Si la reprise de la chasse est purement commerciale est due au lobbying du seul propriétaire des 4 bateaux de chasse, elle n'en reste pas moins interpellante quant à sa raison d'être. En effet, la vielle usine de transformation de la viande de baleine, inactive depuis 20 ans, est hors service et la découpe doit se faire en plein air avant surgélation dans une usine de transformation du poisson. La population islandaise n'a aucune tradition de consommation du rorqual commun et le seul acheteur potentiel est le Japon ... dont les congélateurs regorgent déjà de viande et dont l'ambassadeur a déclaré que son pays n'était pas intéressé par cette marchandise. !
Réactions positives :
- Vingt-cinq états ont engagé, le 1er novembre, une démarche conjointe auprès des deux ministères islandais des Affaires étrangères et des Pêches afin de manifester leur opposition à la reprise de la chasse commerciale des baleines et de demander aux autorités islandaises de reconsidérer leur politique dans ce domaine.
Les Etats associés dans cette démarche sont l'Afrique du Sud, l'Allemagne, l'Argentine, l'Australie, l'Autriche, la Belgique, le Brésil, le Chili, l'Espagne, les Etats-Unis, la Finlande, la France, l'Irlande, Israël, l'Italie, le Luxembourg, le Mexique, Monaco, la Nouvelle-Zélande, les Pays-Bas, le Portugal, la République Slovaquie, la République Tchèque, le Royaume-Uni et la Suède, rejoints par la Commission européenne.
Ces pays soutiennent en particulier le moratoire de 1986 contre la chasse commerciale à la baleine et les engagements pris au sein de la Commission baleinière internationale, sans lesquels la conservation des différentes espèces de cétacés ne pourra plus être assurée.

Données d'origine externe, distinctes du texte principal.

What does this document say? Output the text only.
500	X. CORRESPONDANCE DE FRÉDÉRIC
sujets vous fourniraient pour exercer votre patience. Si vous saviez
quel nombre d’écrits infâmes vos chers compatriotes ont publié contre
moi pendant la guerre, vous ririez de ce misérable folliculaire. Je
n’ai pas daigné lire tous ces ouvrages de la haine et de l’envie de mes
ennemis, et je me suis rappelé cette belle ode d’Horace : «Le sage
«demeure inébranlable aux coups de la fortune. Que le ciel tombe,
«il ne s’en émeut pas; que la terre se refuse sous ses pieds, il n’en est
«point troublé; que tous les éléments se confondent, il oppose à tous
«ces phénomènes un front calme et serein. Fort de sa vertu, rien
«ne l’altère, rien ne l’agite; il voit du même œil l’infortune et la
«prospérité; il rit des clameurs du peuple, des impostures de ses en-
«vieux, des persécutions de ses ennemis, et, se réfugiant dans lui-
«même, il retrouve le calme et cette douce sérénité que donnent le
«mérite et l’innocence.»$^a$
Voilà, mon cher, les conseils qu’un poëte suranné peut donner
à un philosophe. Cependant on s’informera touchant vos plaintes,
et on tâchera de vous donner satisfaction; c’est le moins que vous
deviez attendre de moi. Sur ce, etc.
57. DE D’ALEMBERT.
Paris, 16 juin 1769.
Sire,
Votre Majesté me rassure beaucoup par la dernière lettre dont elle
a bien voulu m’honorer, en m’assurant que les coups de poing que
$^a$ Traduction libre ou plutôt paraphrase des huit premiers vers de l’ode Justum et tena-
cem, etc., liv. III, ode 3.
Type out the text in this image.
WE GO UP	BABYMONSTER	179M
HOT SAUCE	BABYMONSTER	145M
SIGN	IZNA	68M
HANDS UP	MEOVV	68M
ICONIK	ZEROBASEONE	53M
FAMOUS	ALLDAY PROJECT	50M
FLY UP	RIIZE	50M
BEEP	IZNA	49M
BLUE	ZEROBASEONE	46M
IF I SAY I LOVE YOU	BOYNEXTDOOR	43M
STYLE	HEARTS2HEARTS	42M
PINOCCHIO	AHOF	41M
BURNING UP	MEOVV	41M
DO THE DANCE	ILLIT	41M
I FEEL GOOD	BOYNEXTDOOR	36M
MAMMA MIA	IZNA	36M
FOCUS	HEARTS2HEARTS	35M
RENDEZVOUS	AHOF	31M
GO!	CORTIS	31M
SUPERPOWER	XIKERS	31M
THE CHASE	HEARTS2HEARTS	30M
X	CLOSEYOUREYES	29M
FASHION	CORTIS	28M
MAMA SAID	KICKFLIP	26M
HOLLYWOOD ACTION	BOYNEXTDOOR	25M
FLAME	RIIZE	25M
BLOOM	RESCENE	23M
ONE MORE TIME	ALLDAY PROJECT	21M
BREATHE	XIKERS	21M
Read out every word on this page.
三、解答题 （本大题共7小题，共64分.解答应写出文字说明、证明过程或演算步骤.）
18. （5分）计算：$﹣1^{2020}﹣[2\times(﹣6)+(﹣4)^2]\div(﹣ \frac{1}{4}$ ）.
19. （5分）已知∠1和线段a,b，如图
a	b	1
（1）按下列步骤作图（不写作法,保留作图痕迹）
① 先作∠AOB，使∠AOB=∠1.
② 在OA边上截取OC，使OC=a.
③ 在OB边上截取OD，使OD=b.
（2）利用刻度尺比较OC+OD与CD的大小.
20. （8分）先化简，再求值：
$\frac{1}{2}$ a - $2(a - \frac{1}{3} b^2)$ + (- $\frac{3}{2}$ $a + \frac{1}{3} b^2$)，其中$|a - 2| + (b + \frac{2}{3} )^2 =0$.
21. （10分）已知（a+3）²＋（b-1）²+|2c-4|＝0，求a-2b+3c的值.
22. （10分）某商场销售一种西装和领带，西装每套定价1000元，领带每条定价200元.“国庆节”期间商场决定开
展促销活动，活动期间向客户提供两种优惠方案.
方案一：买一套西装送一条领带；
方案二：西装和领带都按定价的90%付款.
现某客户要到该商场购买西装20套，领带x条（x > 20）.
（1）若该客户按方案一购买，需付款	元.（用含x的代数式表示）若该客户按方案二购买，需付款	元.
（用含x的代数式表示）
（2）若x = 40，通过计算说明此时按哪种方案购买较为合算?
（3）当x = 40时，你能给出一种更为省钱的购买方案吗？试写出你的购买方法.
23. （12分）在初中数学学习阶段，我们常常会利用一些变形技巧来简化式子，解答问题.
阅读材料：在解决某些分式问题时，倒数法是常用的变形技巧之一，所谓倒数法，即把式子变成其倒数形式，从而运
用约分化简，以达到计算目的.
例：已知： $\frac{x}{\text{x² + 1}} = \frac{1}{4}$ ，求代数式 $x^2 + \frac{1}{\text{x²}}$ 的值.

- Pour leur part, les organismes de tourisme baleinier islandais s'opposent à cette activité de chasse, leur propre travail étant menacé par la réputation faite ainsi à leur pays. Des annulations de voyage pour 2007 sont dès à présent observées. Il faut soutenir ces organismes qui sont un appui interne indéniable contre la continuation de ces pratiques mortelles.
- Le 1 er décembre, douze pays d'Amérique latine se sont retrouvés en Argentine pour soutenir la poursuite du moratoire sur la chasse à la baleine. Ces pays protecteurs sont l'Argentine, le Brésil, le Chili, la Colombie, l'Equateur, le Guatemala, le Mexique, le Panama, le Pérou, l'Uruguay et le Venezuela. Tous les participants ont convenu que l'utilisation non létale des cétacés est un engagement de l'Amérique latine. C'est ainsi que le tourisme baleinier respectueux doit être encouragé dans toute cette région tant pour ses aspects scientifiques qu'éducatifs.
Réactions négatives :
Le Japon et la Norvège se sont réjouis de la décision islandaise, considérant qu'il s'agit d'un premier pas vers une « normalisation de la chasse ». En 2006, la Norvège a autorisé la chasse de 1052 petits rorquals.
Le Japon poursuit sa chasse
De leur côté, les navires baleiniers japonais ont appareillé, à la mi-novembre, pour l'Antarctique où ils comptent abattre 935 petits rorquals et 10 rorquals communs.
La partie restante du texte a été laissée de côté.